I had always thought cabbage rolls were a nuisance to make, and even though I loved them, I hadn't made them in years.
That is, until I was having company and they wanted to taste real German cabbage rolls.
Never turning down a challenge, I researched recipes and methods, and returned to the one my Mutti used to make. And surprise! It really wasn't that difficult. And best of all, I made lots so there were leftovers for us to enjoy the next day!
Now, of course, I put them on the menu more frequently. Hubby's happy. I'm happy. I'm happy particularly when I make a HUGE batch. Those leftovers are so delicious.
I know! I know! The Montreal Steak Spice is NOT German!!!! It's my OWN addition.
To give a bit of a kick to the filling, I season the meat with Montreal Steak Spice -- any similar seasoned salt will do. Or, just omit this and stay purely German ;)
Ready to make this German Cabbage Roll Recipe?
Oma's Kohlrouladen ~ German Cabbage Rolls Recipe
This cabbage rolls recipe is SO German. Stuffed with meat and served with a brown gravy, this really is a family favorite. (The unused inner cabbage often becomes a braised side dish.)
These Kohlrouladen are the ones I grew up with. Meat, and just, meat fills these. No rice, no tomato sauce to dilute the great meat and cabbage flavors!
Makes 6 servings
- 1 medium to large head white cabbage (about 3 pounds)
- 1 pound ground lean beef
- 1 pound ground pork
- 2 large eggs
- 1 small onion, finely chopped
- ½ cup bread crumbs
- 1 teaspoon salt
- 1 teaspoon Montreal steak spice (optional ... see hints below!)
- ½ teaspoon pepper
- about 2 tablespoons butter and 2 tablespoons olive oil
- about 2 cups beef broth
- about 1 - 2 tablespoons cornstarch
- Prepare cabbage head by removing the stalk. Cook head in a large pot of boiling, salted water for about 10 minutes to separate leaves. Remove leaves and set aside to cool.
- Once the leaves have cooled, turn each leaf over so that the thick vein, or hard rib, is on top. Trim hard rib with a sharp small kitchen knife.
- Pat leaves with a paper kitchen towel to remove any excess water.
- Mix ground beef, ground pork, eggs, onion, breadcrumbs, salt, steak spice, and pepper together in a large bowl.
- Place meat mixture, about 1 heaping tablespoon, on the bottom end of each cabbage leaf. Roll up tightly, tucking in sides. Fasten the stuffed cabbage rolls with a wooden toothpick. (Or use baker's twine.)

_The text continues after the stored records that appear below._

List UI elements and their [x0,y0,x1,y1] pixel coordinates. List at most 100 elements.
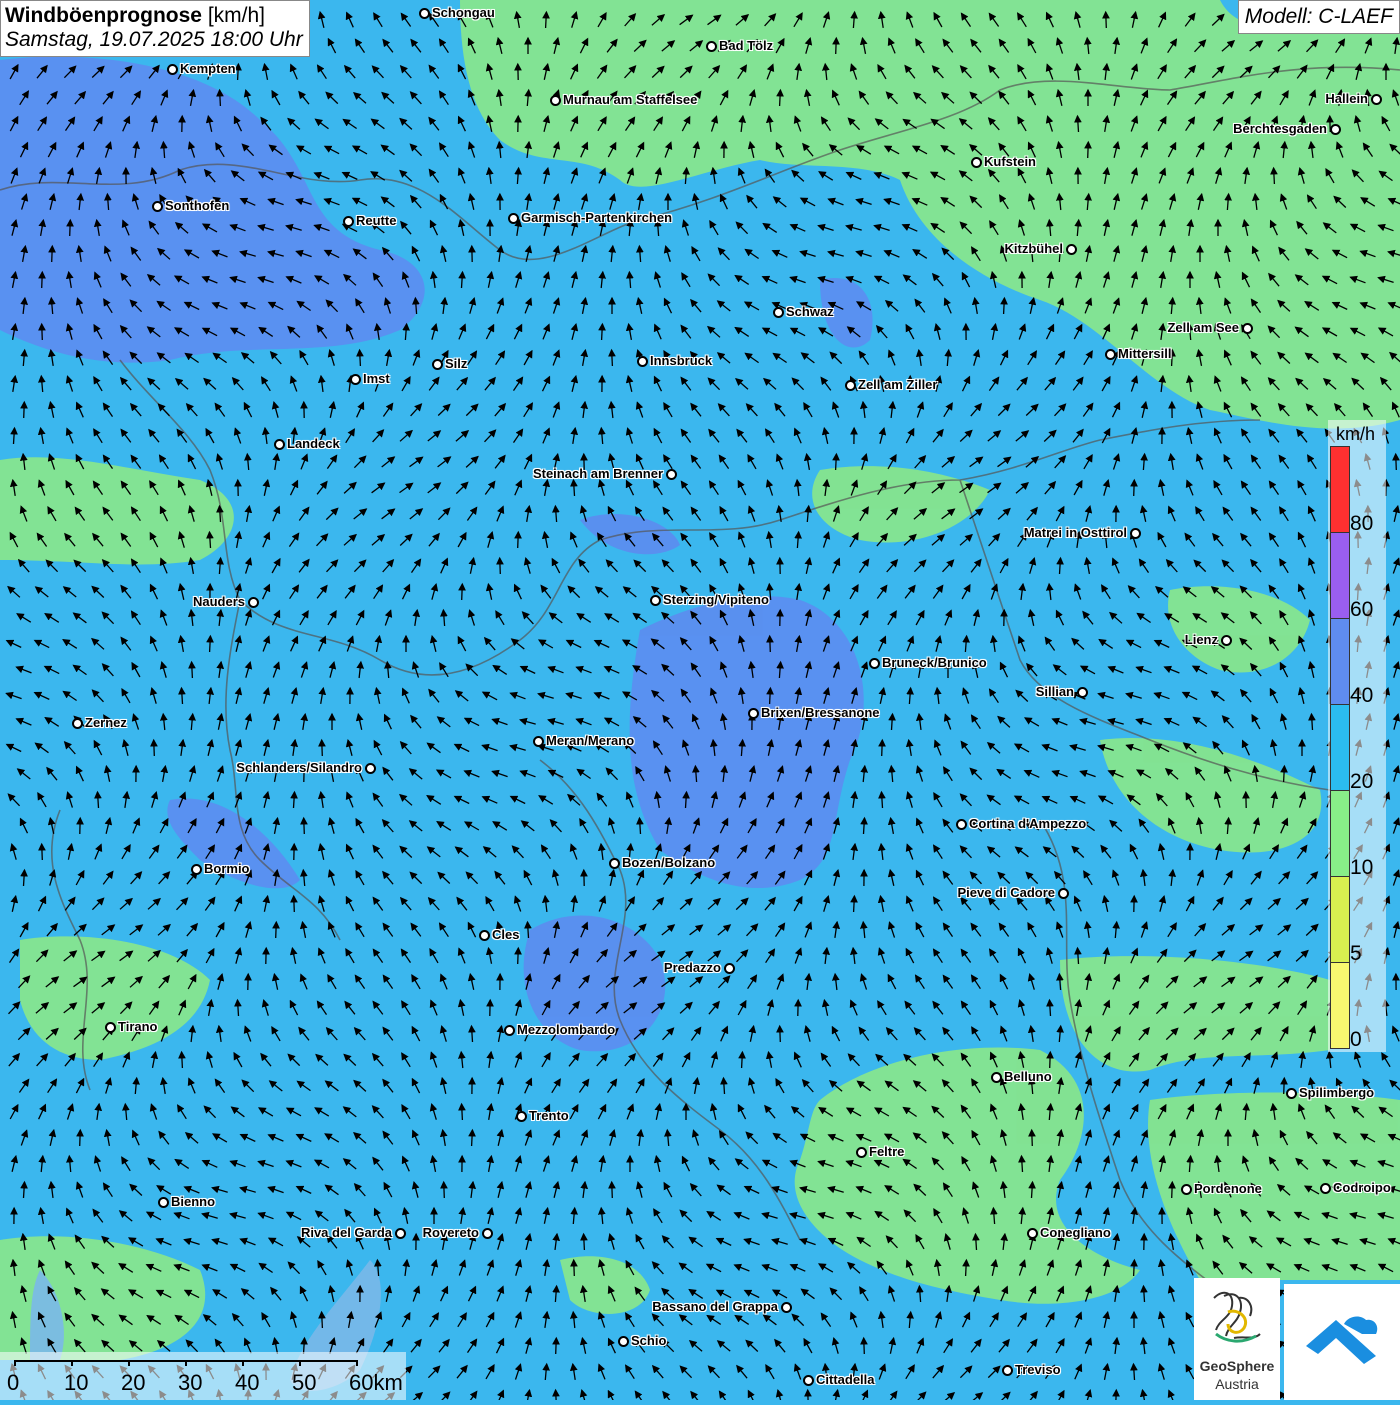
city-marker [533,736,544,747]
city-label: Zernez [85,715,127,730]
city-label: Spilimbergo [1299,1085,1374,1100]
city-label: Trento [529,1108,569,1123]
city-label: Silz [445,356,467,371]
city-label: Schio [631,1333,666,1348]
city-label: Kufstein [984,154,1036,169]
model-label: Modell: C-LAEF [1238,0,1400,34]
scale-tick [185,1360,187,1366]
wind-arrow [462,1104,463,1120]
wind-arrow [70,220,71,236]
legend-color-band [1330,532,1350,619]
wind-arrow [42,272,43,288]
wind-arrow [182,1052,183,1068]
city-label: Sonthofen [165,198,229,213]
wind-arrow [52,246,53,262]
scale-bar: 0102030405060km [0,1352,406,1400]
city-marker [706,41,717,52]
city-marker [1242,323,1253,334]
wind-arrow [1284,1078,1285,1094]
wind-arrow [518,532,519,548]
city-marker [158,1197,169,1208]
wind-arrow [742,1052,743,1068]
scale-tick [14,1360,16,1366]
city-marker [191,864,202,875]
city-marker [105,1022,116,1033]
city-marker [482,1228,493,1239]
city-marker [1058,888,1069,899]
city-marker [856,1147,867,1158]
legend-label: 60 [1350,598,1373,622]
city-label: Sillian [1036,684,1074,699]
wind-arrow [322,740,323,756]
wind-arrow [192,662,193,678]
wind-arrow [1172,1182,1173,1198]
legend-color-band [1330,704,1350,791]
city-marker [432,359,443,370]
scale-tick [356,1360,358,1366]
city-label: Cittadella [816,1372,875,1387]
wind-arrow [1050,1052,1051,1068]
wind-arrow [276,922,277,938]
city-marker [274,439,285,450]
city-label: Riva del Garda [301,1225,392,1240]
city-marker [1130,528,1141,539]
legend-unit: km/h [1336,424,1375,445]
wind-arrow [1032,1130,1033,1146]
city-marker [504,1025,515,1036]
app-logo-icon [1284,1284,1400,1400]
scale-label: 60km [349,1370,403,1396]
scale-tick [71,1360,73,1366]
wind-arrow [770,688,771,704]
map-title: Windböenprognose [km/h] [5,4,303,28]
city-marker [666,469,677,480]
city-label: Mezzolombardo [517,1022,615,1037]
city-label: Bienno [171,1194,215,1209]
city-label: Pieve di Cadore [957,885,1055,900]
city-marker [508,213,519,224]
wind-arrow [770,636,771,652]
wind-arrow [1004,298,1005,314]
city-marker [1077,687,1088,698]
city-label: Pordenone [1194,1181,1262,1196]
wind-arrow [322,1312,323,1328]
wind-arrow [1284,766,1285,782]
city-label: Imst [363,371,390,386]
city-label: Bassano del Grappa [652,1299,778,1314]
legend-color-band [1330,446,1350,533]
city-label: Cortina d'Ampezzo [969,816,1086,831]
wind-arrow [24,402,25,418]
city-label: Zell am Ziller [858,377,937,392]
city-label: Nauders [193,594,245,609]
city-label: Predazzo [664,960,721,975]
city-label: Schlanders/Silandro [236,760,362,775]
geosphere-logo: GeoSphere Austria [1194,1278,1280,1400]
geosphere-sub: Austria [1194,1376,1280,1392]
wind-arrow [444,1182,445,1198]
city-label: Innsbruck [650,353,712,368]
wind-arrow [1134,1260,1135,1276]
city-marker [1286,1088,1297,1099]
city-marker [516,1111,527,1122]
city-label: Bozen/Bolzano [622,855,715,870]
wind-arrow [472,1130,473,1146]
city-label: Brixen/Bressanone [761,705,880,720]
wind-arrow [780,90,781,106]
city-marker [609,858,620,869]
title-unit: [km/h] [208,4,265,27]
city-label: Schongau [432,5,495,20]
city-label: Belluno [1004,1069,1052,1084]
city-marker [350,374,361,385]
wind-arrow [1134,480,1135,496]
city-marker [479,930,490,941]
wind-arrow [864,1338,865,1354]
legend-label: 80 [1350,512,1373,536]
city-marker [167,64,178,75]
legend-color-band [1330,618,1350,705]
city-label: Lienz [1185,632,1218,647]
legend-color-band [1330,962,1350,1049]
city-label: Rovereto [423,1225,479,1240]
scale-tick [242,1360,244,1366]
city-marker [72,718,83,729]
wind-arrow [518,948,519,964]
wind-arrow [612,1182,613,1198]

- In a large saucepan, heat butter and oil over high heat. In batches, carefully brown cabbage rolls on all sides. When all have been browned, return all cabbage rolls to pan and add beef broth so that the liquid almost covers the rolls.

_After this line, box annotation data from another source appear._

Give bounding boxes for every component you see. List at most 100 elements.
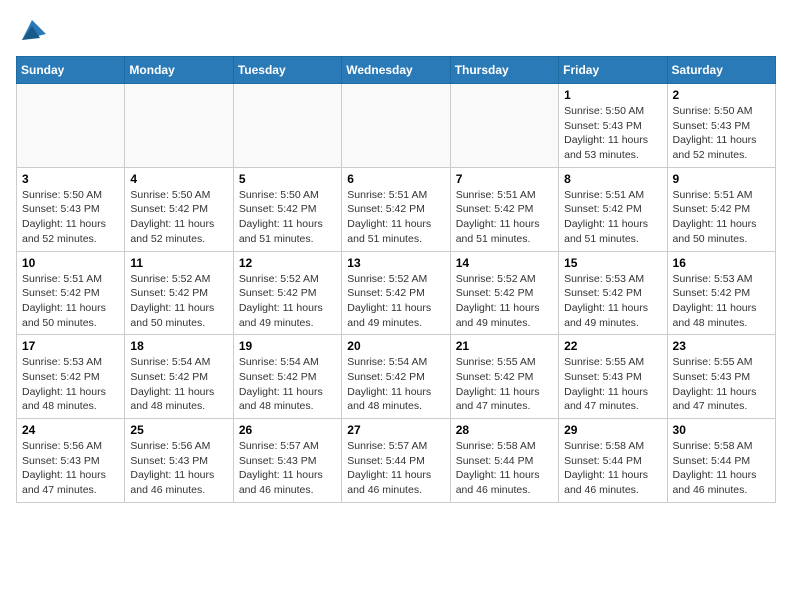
page-header — [16, 16, 776, 44]
calendar-cell: 11 Sunrise: 5:52 AM Sunset: 5:42 PM Dayli… — [125, 251, 233, 335]
day-number: 22 — [564, 339, 661, 353]
calendar-cell — [125, 84, 233, 168]
day-number: 9 — [673, 172, 770, 186]
day-info: Sunrise: 5:56 AM Sunset: 5:43 PM Dayligh… — [130, 439, 227, 498]
day-number: 29 — [564, 423, 661, 437]
day-number: 1 — [564, 88, 661, 102]
calendar-header-sunday: Sunday — [17, 57, 125, 84]
day-info: Sunrise: 5:52 AM Sunset: 5:42 PM Dayligh… — [239, 272, 336, 331]
calendar-cell: 7Sunrise: 5:51 AM Sunset: 5:42 PM Daylig… — [450, 167, 558, 251]
calendar-cell: 30Sunrise: 5:58 AM Sunset: 5:44 PM Dayli… — [667, 419, 775, 503]
day-number: 10 — [22, 256, 119, 270]
day-number: 23 — [673, 339, 770, 353]
day-info: Sunrise: 5:50 AM Sunset: 5:43 PM Dayligh… — [564, 104, 661, 163]
day-number: 2 — [673, 88, 770, 102]
calendar-cell: 17 Sunrise: 5:53 AM Sunset: 5:42 PM Dayli… — [17, 335, 125, 419]
calendar-cell: 3 Sunrise: 5:50 AM Sunset: 5:43 PM Daylig… — [17, 167, 125, 251]
calendar-header-thursday: Thursday — [450, 57, 558, 84]
day-info: Sunrise: 5:53 AM Sunset: 5:42 PM Dayligh… — [673, 272, 770, 331]
calendar-week-5: 24Sunrise: 5:56 AM Sunset: 5:43 PM Dayli… — [17, 419, 776, 503]
day-info: Sunrise: 5:57 AM Sunset: 5:44 PM Dayligh… — [347, 439, 444, 498]
day-info: Sunrise: 5:54 AM Sunset: 5:42 PM Dayligh… — [347, 355, 444, 414]
day-info: Sunrise: 5:53 AM Sunset: 5:42 PM Dayligh… — [22, 355, 119, 414]
calendar-cell: 26 Sunrise: 5:57 AM Sunset: 5:43 PM Dayli… — [233, 419, 341, 503]
day-info: Sunrise: 5:53 AM Sunset: 5:42 PM Dayligh… — [564, 272, 661, 331]
day-info: Sunrise: 5:55 AM Sunset: 5:42 PM Dayligh… — [456, 355, 553, 414]
calendar-cell: 14 Sunrise: 5:52 AM Sunset: 5:42 PM Dayli… — [450, 251, 558, 335]
calendar-cell — [17, 84, 125, 168]
calendar-header-wednesday: Wednesday — [342, 57, 450, 84]
calendar-week-1: 1 Sunrise: 5:50 AM Sunset: 5:43 PM Daylig… — [17, 84, 776, 168]
calendar-cell: 5 Sunrise: 5:50 AM Sunset: 5:42 PM Daylig… — [233, 167, 341, 251]
calendar-cell: 16 Sunrise: 5:53 AM Sunset: 5:42 PM Dayli… — [667, 251, 775, 335]
calendar-cell: 4 Sunrise: 5:50 AM Sunset: 5:42 PM Daylig… — [125, 167, 233, 251]
calendar-cell: 6 Sunrise: 5:51 AM Sunset: 5:42 PM Daylig… — [342, 167, 450, 251]
day-number: 4 — [130, 172, 227, 186]
day-info: Sunrise: 5:55 AM Sunset: 5:43 PM Dayligh… — [673, 355, 770, 414]
calendar-week-3: 10Sunrise: 5:51 AM Sunset: 5:42 PM Dayli… — [17, 251, 776, 335]
calendar-cell: 27 Sunrise: 5:57 AM Sunset: 5:44 PM Dayli… — [342, 419, 450, 503]
calendar-header-saturday: Saturday — [667, 57, 775, 84]
day-number: 25 — [130, 423, 227, 437]
day-number: 11 — [130, 256, 227, 270]
calendar-cell: 9 Sunrise: 5:51 AM Sunset: 5:42 PM Daylig… — [667, 167, 775, 251]
calendar-cell — [233, 84, 341, 168]
day-number: 19 — [239, 339, 336, 353]
day-info: Sunrise: 5:58 AM Sunset: 5:44 PM Dayligh… — [456, 439, 553, 498]
day-info: Sunrise: 5:52 AM Sunset: 5:42 PM Dayligh… — [456, 272, 553, 331]
calendar-cell: 28 Sunrise: 5:58 AM Sunset: 5:44 PM Dayli… — [450, 419, 558, 503]
day-info: Sunrise: 5:57 AM Sunset: 5:43 PM Dayligh… — [239, 439, 336, 498]
calendar-cell: 19 Sunrise: 5:54 AM Sunset: 5:42 PM Dayli… — [233, 335, 341, 419]
calendar-cell: 1 Sunrise: 5:50 AM Sunset: 5:43 PM Daylig… — [559, 84, 667, 168]
day-number: 17 — [22, 339, 119, 353]
calendar-header-tuesday: Tuesday — [233, 57, 341, 84]
day-info: Sunrise: 5:50 AM Sunset: 5:43 PM Dayligh… — [22, 188, 119, 247]
calendar-cell — [450, 84, 558, 168]
calendar-cell: 21 Sunrise: 5:55 AM Sunset: 5:42 PM Dayli… — [450, 335, 558, 419]
day-number: 5 — [239, 172, 336, 186]
calendar-table: SundayMondayTuesdayWednesdayThursdayFrid… — [16, 56, 776, 503]
day-info: Sunrise: 5:56 AM Sunset: 5:43 PM Dayligh… — [22, 439, 119, 498]
day-info: Sunrise: 5:51 AM Sunset: 5:42 PM Dayligh… — [347, 188, 444, 247]
logo-icon — [18, 16, 46, 44]
day-info: Sunrise: 5:52 AM Sunset: 5:42 PM Dayligh… — [130, 272, 227, 331]
day-info: Sunrise: 5:51 AM Sunset: 5:42 PM Dayligh… — [673, 188, 770, 247]
day-info: Sunrise: 5:54 AM Sunset: 5:42 PM Dayligh… — [239, 355, 336, 414]
calendar-header-row: SundayMondayTuesdayWednesdayThursdayFrid… — [17, 57, 776, 84]
day-number: 18 — [130, 339, 227, 353]
day-number: 20 — [347, 339, 444, 353]
day-number: 15 — [564, 256, 661, 270]
day-info: Sunrise: 5:54 AM Sunset: 5:42 PM Dayligh… — [130, 355, 227, 414]
day-info: Sunrise: 5:50 AM Sunset: 5:43 PM Dayligh… — [673, 104, 770, 163]
calendar-cell: 23 Sunrise: 5:55 AM Sunset: 5:43 PM Dayli… — [667, 335, 775, 419]
calendar-cell: 8Sunrise: 5:51 AM Sunset: 5:42 PM Daylig… — [559, 167, 667, 251]
logo — [16, 16, 46, 44]
calendar-cell: 10Sunrise: 5:51 AM Sunset: 5:42 PM Dayli… — [17, 251, 125, 335]
calendar-header-monday: Monday — [125, 57, 233, 84]
calendar-cell: 2 Sunrise: 5:50 AM Sunset: 5:43 PM Daylig… — [667, 84, 775, 168]
day-number: 27 — [347, 423, 444, 437]
day-number: 28 — [456, 423, 553, 437]
day-number: 7 — [456, 172, 553, 186]
calendar-cell: 29Sunrise: 5:58 AM Sunset: 5:44 PM Dayli… — [559, 419, 667, 503]
day-info: Sunrise: 5:52 AM Sunset: 5:42 PM Dayligh… — [347, 272, 444, 331]
day-number: 6 — [347, 172, 444, 186]
day-info: Sunrise: 5:55 AM Sunset: 5:43 PM Dayligh… — [564, 355, 661, 414]
day-number: 16 — [673, 256, 770, 270]
day-number: 12 — [239, 256, 336, 270]
calendar-cell: 20 Sunrise: 5:54 AM Sunset: 5:42 PM Dayli… — [342, 335, 450, 419]
day-number: 3 — [22, 172, 119, 186]
calendar-header-friday: Friday — [559, 57, 667, 84]
day-info: Sunrise: 5:51 AM Sunset: 5:42 PM Dayligh… — [564, 188, 661, 247]
calendar-cell: 25 Sunrise: 5:56 AM Sunset: 5:43 PM Dayli… — [125, 419, 233, 503]
calendar-cell: 12 Sunrise: 5:52 AM Sunset: 5:42 PM Dayli… — [233, 251, 341, 335]
day-info: Sunrise: 5:50 AM Sunset: 5:42 PM Dayligh… — [239, 188, 336, 247]
day-number: 14 — [456, 256, 553, 270]
calendar-cell: 24Sunrise: 5:56 AM Sunset: 5:43 PM Dayli… — [17, 419, 125, 503]
calendar-cell: 22 Sunrise: 5:55 AM Sunset: 5:43 PM Dayli… — [559, 335, 667, 419]
calendar-week-4: 17 Sunrise: 5:53 AM Sunset: 5:42 PM Dayli… — [17, 335, 776, 419]
day-info: Sunrise: 5:50 AM Sunset: 5:42 PM Dayligh… — [130, 188, 227, 247]
calendar-cell — [342, 84, 450, 168]
day-number: 21 — [456, 339, 553, 353]
day-number: 26 — [239, 423, 336, 437]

- Simmer gently for about 1 hour.
- Carefully remove cabbage rolls onto a platter, removing the toothpicks. Keep rolls warm while you make the gravy/sauce.
- Mix corn starch with a bit of cold water. Add as much as needed to the liquid in the saucepan until it is the desired consistency. Season with salt and pepper if needed.
- Serve cabbage rolls with potatoes (boiled or mashed) and a green or cucumber salad on the side. Pour sauce over cabbage rolls and potatoes.
- As a delicious option, I like adding Montreal Steak Spice for just a bit added kick ... a totally non-German addition.
- Use additional seasonings as preferred, such as nutmeg, Maggi, caraway seeds, paprika, thyme ... :)
- Instead of beef broth, dissolve a beef cube in about 2 cups of water.
- Save any extra cabbage for another cabbage recipe, such as this yummy braised cabbage side dish that can be served alongside, if you wish.